Ms. Mohammadi’s husband and fellow rights activist, Taghi Rahmani, and her twin 16-year-old children, Ali and Kiana, live in exile in France. She has not seen her children in eight years.
Mr. Rahmani said this week that the Nobel Prize would be a nod to his wife’s decades of work from the ground in Iran, but that the recognition would be bigger than Ms. Mohammadi.
“It is also a prize for all the human rights activists who have been fighting for change in Iran for many decades in a society that has unjust laws,” Mr. Rahmani said in an interview. “It is a recognition of the Women, Life, Freedom movement in Iran.”
Ms. Mohammadi is the second Iranian woman to be awarded the Nobel Peace Prize. Shirin Ebadi, a human rights lawyer and Ms. Mohammadi’s longtime mentor and colleague, received the award in 2003. The two women worked together in Iran at Defenders of Human Rights Center, founded by Ms. Ebadi in 2001. The organization was shut down in a violent raid in 2009.

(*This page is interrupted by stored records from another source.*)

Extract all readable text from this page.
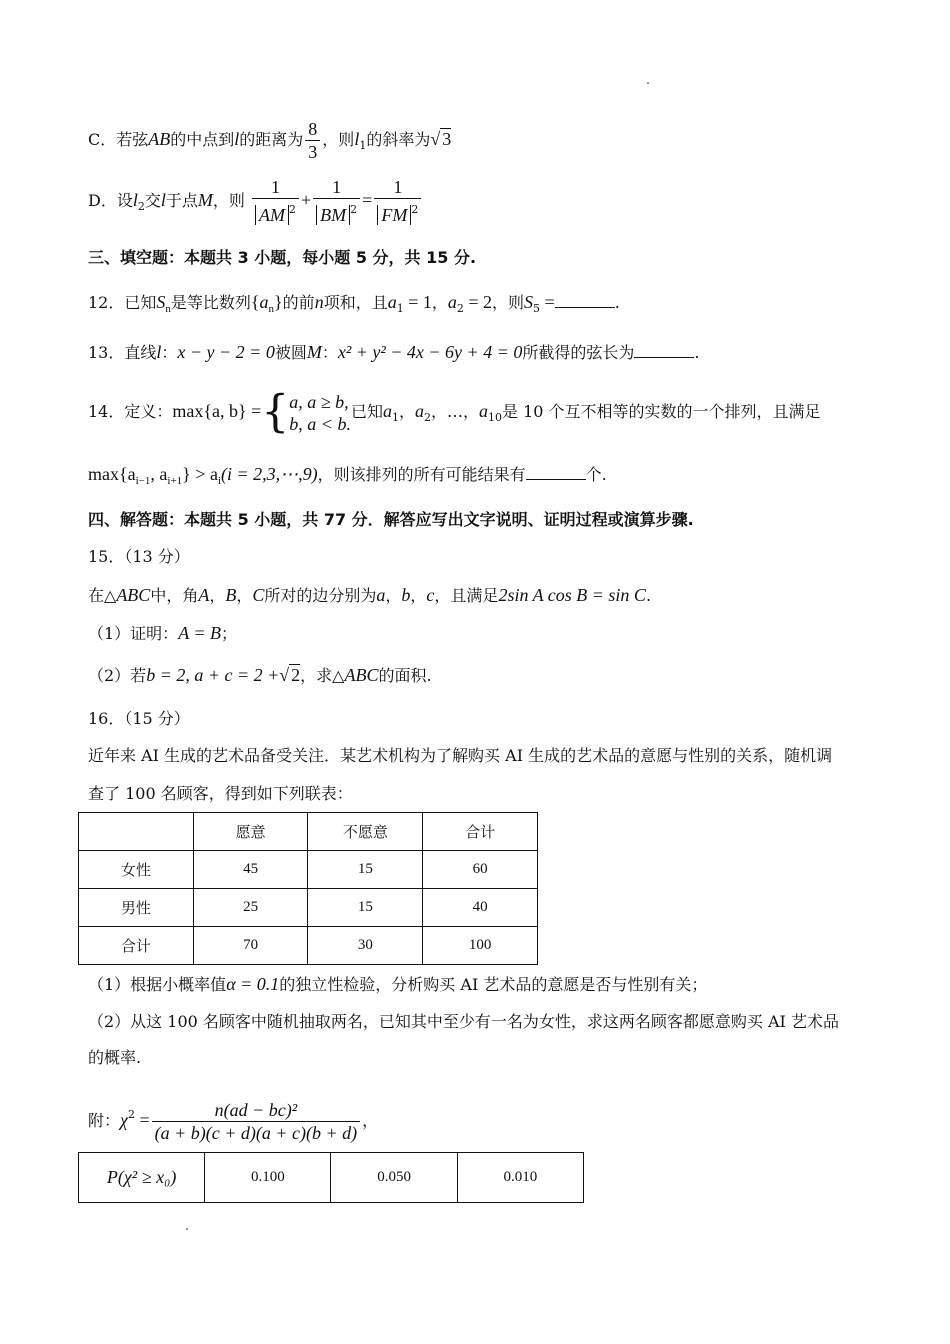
C．若弦AB的中点到l的距离为 $\frac{8}{3}$ ，则$l_1$的斜率为√ 3
D．设$l_2$交l于点M，则 $\frac{1}{AM ^2} + \frac{1}{BM ^2} = \frac{1}{FM ^2}$
三、填空题：本题共 3 小题，每小题 5 分，共 15 分.
12．已知$S_n$是等比数列$\{a_n\}$的前n项和，且$a_1 = 1$，$a_2 = 2$，则$S_5$ =	.
13．直线l：x − y − 2 = 0被圆M：x² + y² − 4x − 6y + 4 = 0所截得的弦长为	.
14．定义：max{a, b} ={ a, a ≥ b,
b, a < b.
已知$a_1$，$a_2$，…，$a_{10}$是 10 个互不相等的实数的一个排列，且满足
$\max\{a_{i-1}$, $a_{i+1}\} > a_i(i$ = 2,3,⋯,9)，则该排列的所有可能结果有	个.
四、解答题：本题共 5 小题，共 77 分．解答应写出文字说明、证明过程或演算步骤.
15．（13 分）
在△ABC中，角A，B，C所对的边分别为a，b，c，且满足2sin A cos B = sin C.
（1）证明：A = B；
（2）若b = 2, a + c = 2 +√ 2，求△ABC的面积.
16．（15 分）
近年来 AI 生成的艺术品备受关注．某艺术机构为了解购买 AI 生成的艺术品的意愿与性别的关系，随机调
查了 100 名顾客，得到如下列联表：
	愿意	不愿意	合计
女性	45	15	60
男性	25	15	40
合计	70	30	100
（1）根据小概率值α = 0.1的独立性检验，分析购买 AI 艺术品的意愿是否与性别有关；
（2）从这 100 名顾客中随机抽取两名，已知其中至少有一名为女性，求这两名顾客都愿意购买 AI 艺术品
的概率.
附：$\chi^2 = \frac{\text{n(ad − bc)²}}{(a + b)(c + d)(a + c)(b + d)}$ ，
P(χ² ≥ x₀)	0.100	0.050	0.010
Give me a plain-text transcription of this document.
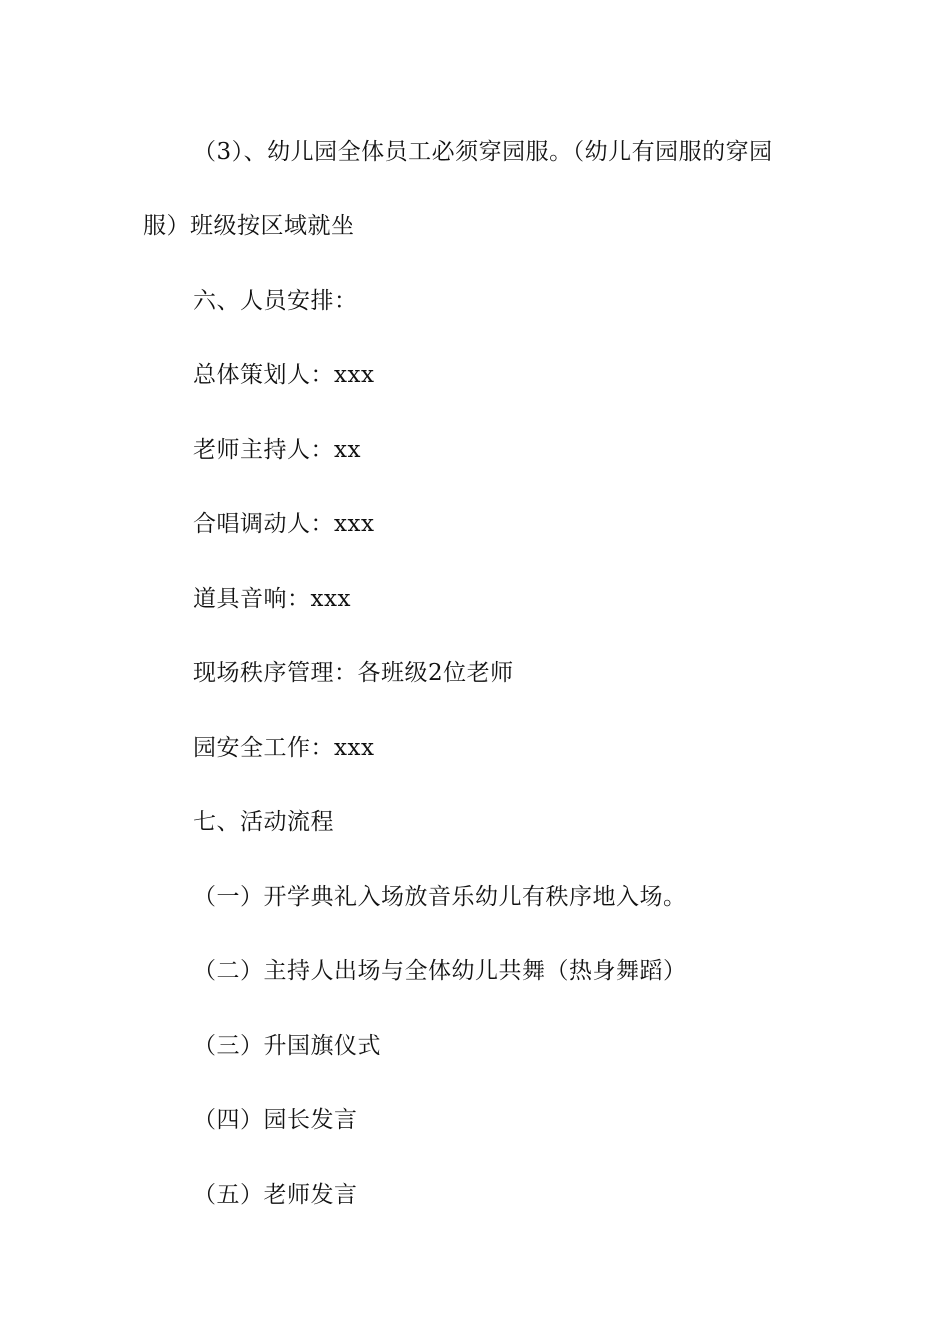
（3）、幼儿园全体员工必须穿园服。（幼儿有园服的穿园
服）班级按区域就坐
六、人员安排：
总体策划人：xxx
老师主持人：xx
合唱调动人：xxx
道具音响：xxx
现场秩序管理：各班级2位老师
园安全工作：xxx
七、活动流程
（一）开学典礼入场放音乐幼儿有秩序地入场。
（二）主持人出场与全体幼儿共舞（热身舞蹈）
（三）升国旗仪式
（四）园长发言
（五）老师发言
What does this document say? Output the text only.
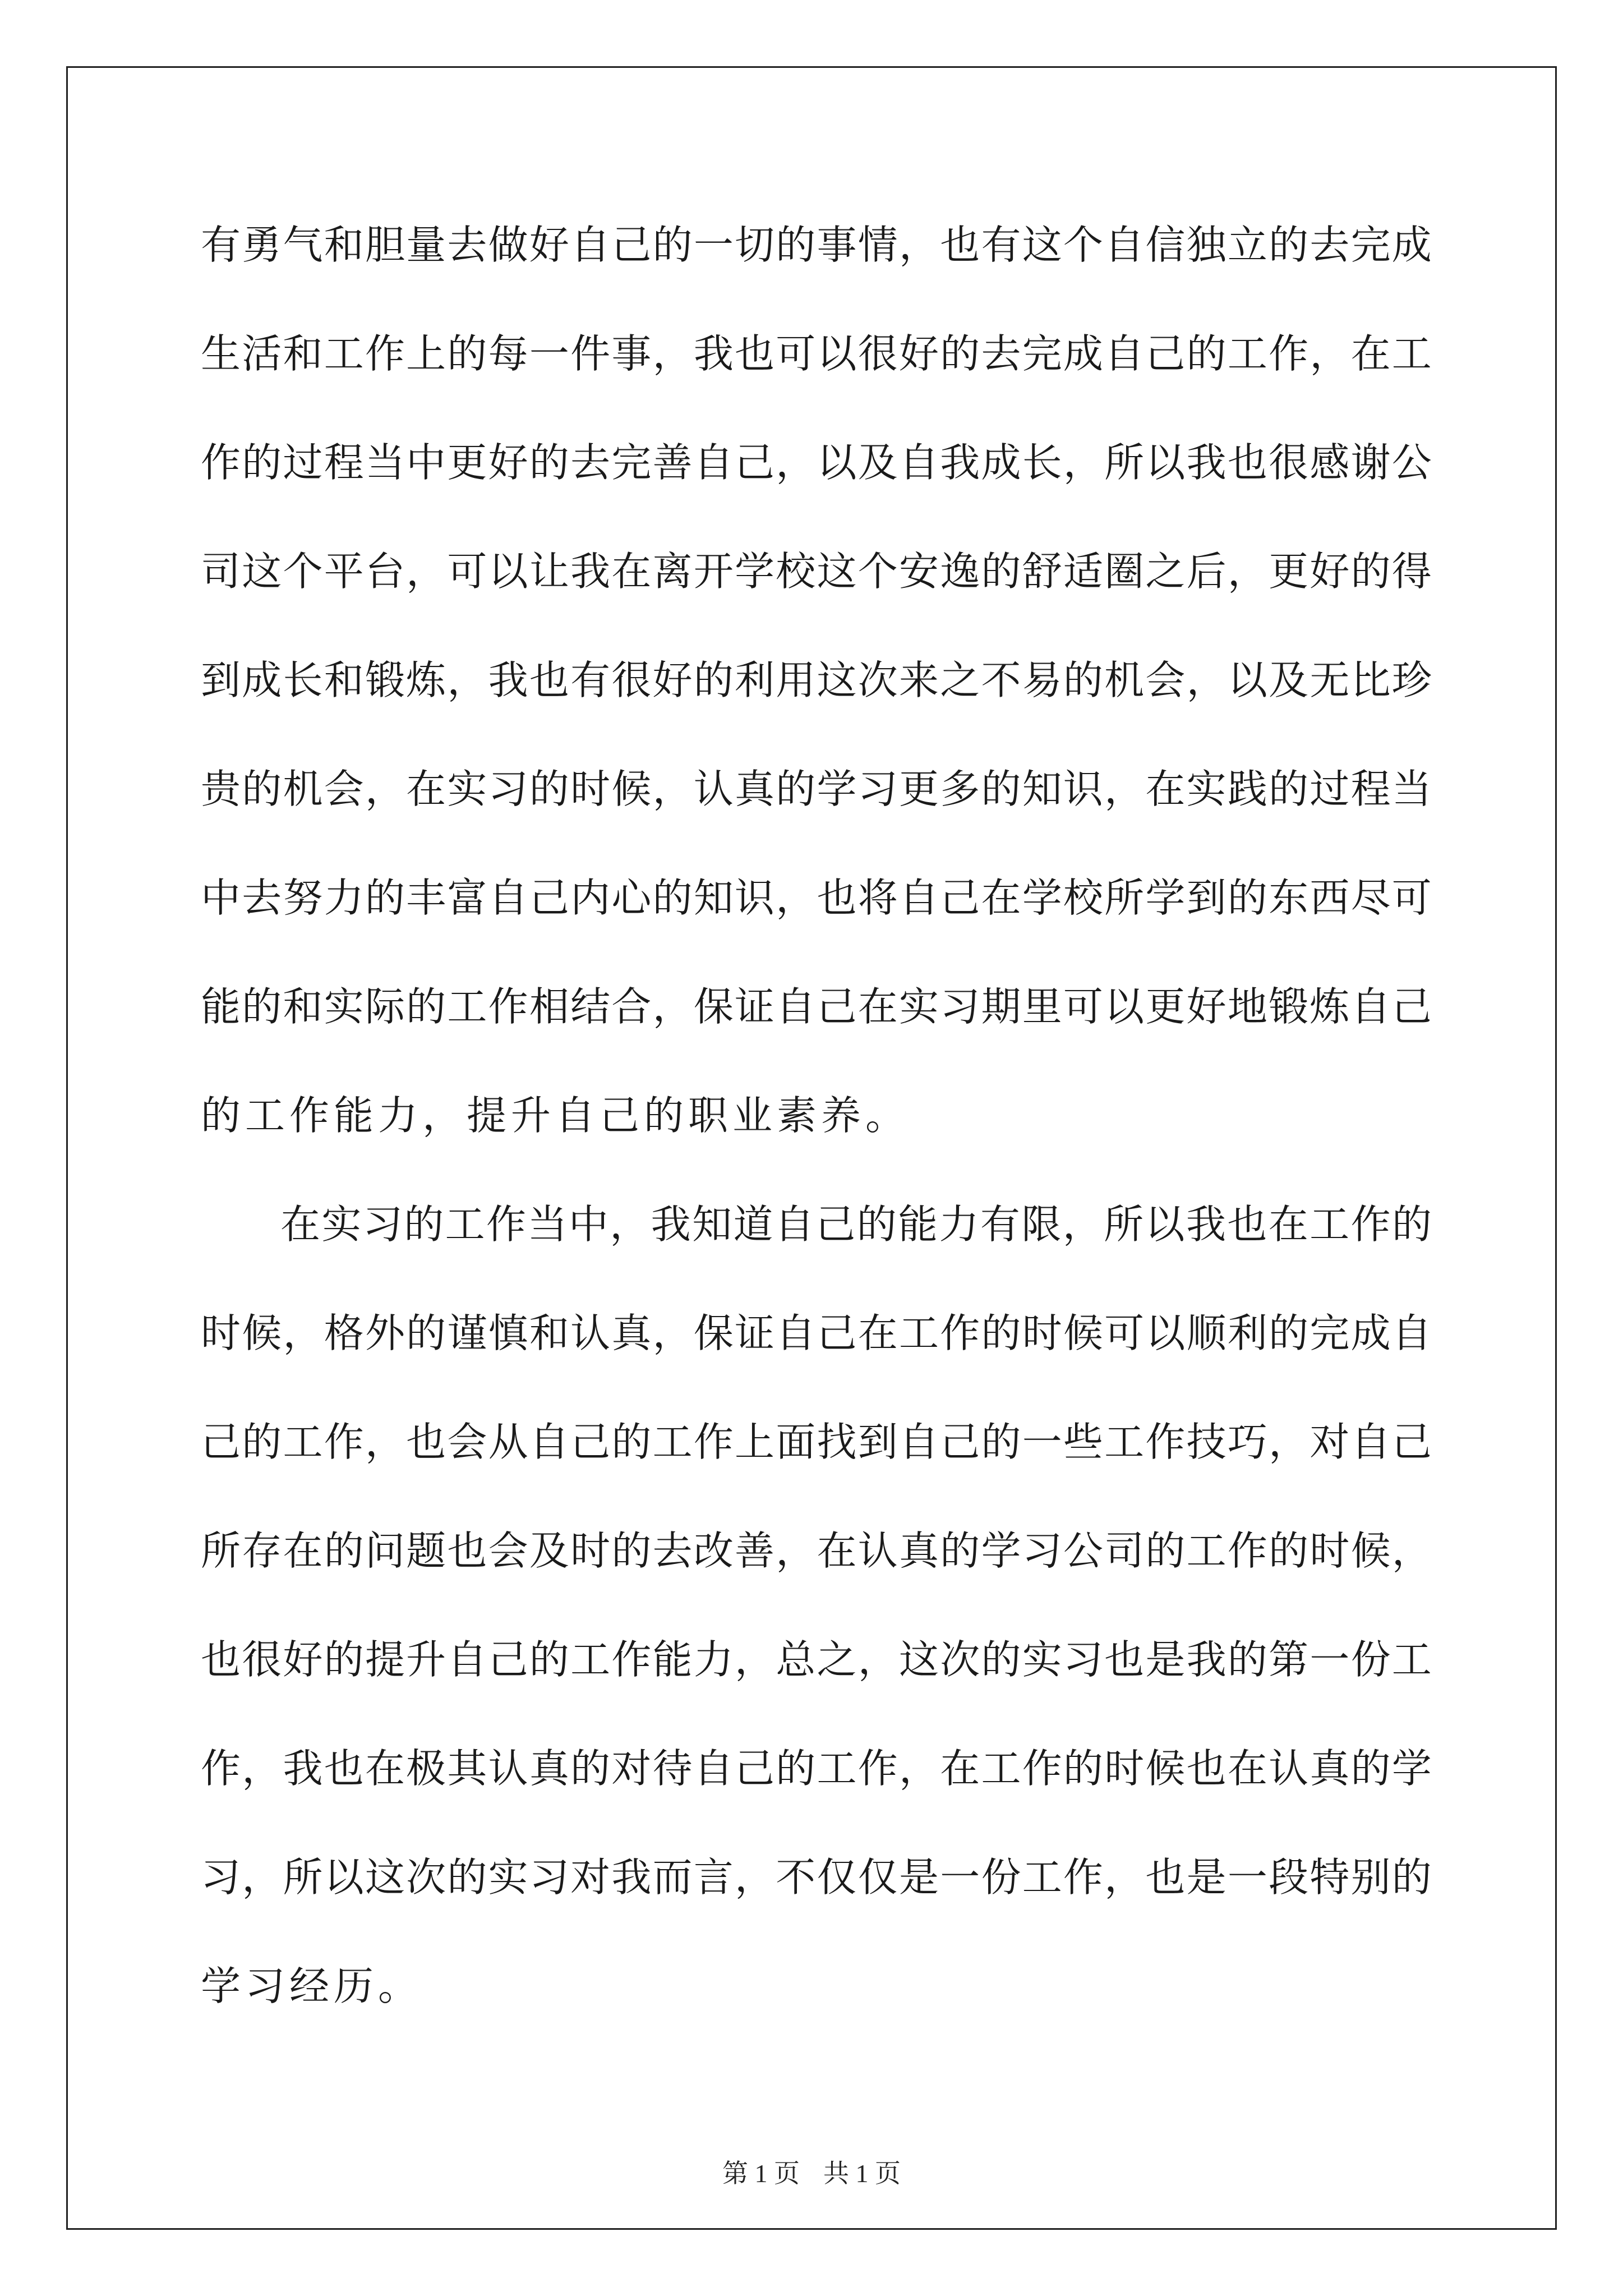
有 勇 气 和 胆 量 去 做 好 自 己 的 一 切 的 事 情 ， 也 有 这 个 自 信 独 立 的 去 完 成
生 活 和 工 作 上 的 每 一 件 事 ， 我 也 可 以 很 好 的 去 完 成 自 己 的 工 作 ， 在 工
作 的 过 程 当 中 更 好 的 去 完 善 自 己 ， 以 及 自 我 成 长 ， 所 以 我 也 很 感 谢 公
司 这 个 平 台 ， 可 以 让 我 在 离 开 学 校 这 个 安 逸 的 舒 适 圈 之 后 ， 更 好 的 得
到 成 长 和 锻 炼 ， 我 也 有 很 好 的 利 用 这 次 来 之 不 易 的 机 会 ， 以 及 无 比 珍
贵 的 机 会 ， 在 实 习 的 时 候 ， 认 真 的 学 习 更 多 的 知 识 ， 在 实 践 的 过 程 当
中 去 努 力 的 丰 富 自 己 内 心 的 知 识 ， 也 将 自 己 在 学 校 所 学 到 的 东 西 尽 可
能 的 和 实 际 的 工 作 相 结 合 ， 保 证 自 己 在 实 习 期 里 可 以 更 好 地 锻 炼 自 己
的工作能力，提升自己的职业素养。
在 实 习 的 工 作 当 中 ， 我 知 道 自 己 的 能 力 有 限 ， 所 以 我 也 在 工 作 的
时 候 ， 格 外 的 谨 慎 和 认 真 ， 保 证 自 己 在 工 作 的 时 候 可 以 顺 利 的 完 成 自
己 的 工 作 ， 也 会 从 自 己 的 工 作 上 面 找 到 自 己 的 一 些 工 作 技 巧 ， 对 自 己
所 存 在 的 问 题 也 会 及 时 的 去 改 善 ， 在 认 真 的 学 习 公 司 的 工 作 的 时 候 ，
也 很 好 的 提 升 自 己 的 工 作 能 力 ， 总 之 ， 这 次 的 实 习 也 是 我 的 第 一 份 工
作 ， 我 也 在 极 其 认 真 的 对 待 自 己 的 工 作 ， 在 工 作 的 时 候 也 在 认 真 的 学
习 ， 所 以 这 次 的 实 习 对 我 而 言 ， 不 仅 仅 是 一 份 工 作 ， 也 是 一 段 特 别 的
学习经历。
第 1 页 共 1 页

Ms. Mohammadi was born in 1972 in the central Iranian city of Zanjan to a middle-class family, seven years before the Iranian Revolution. Her path to activism began with two childhood memories: her mother stuffing a red plastic shopping basket with fruit for weekly prison visits with her brother, and her mother sitting on the floor near the television screen to hear the names of prisoners executed each day.
She studied physics at a university in Qazvin, Iran, where she quickly became involved in activism, founding a women’s hiking group and another group focused on civic engagement. She met her husband, a well-known figure in Iran’s intellectual circles, when she attended an underground class that he taught on civil society. The couple rotated in and out of prison for most of their marriage and have not been together as a family unit with their children since they were toddlers.
Ms. Mohammadi has earned many accolades, including the PEN/Barbey Freedom to Write Award at its annual gala in New York this year. The United Nations also named her as one of the three recipients of its World Press Freedom Prize in May.
“I have to keep my eyes on the horizon and the future even though the prison walls are tall and near and blocking my view,” she said.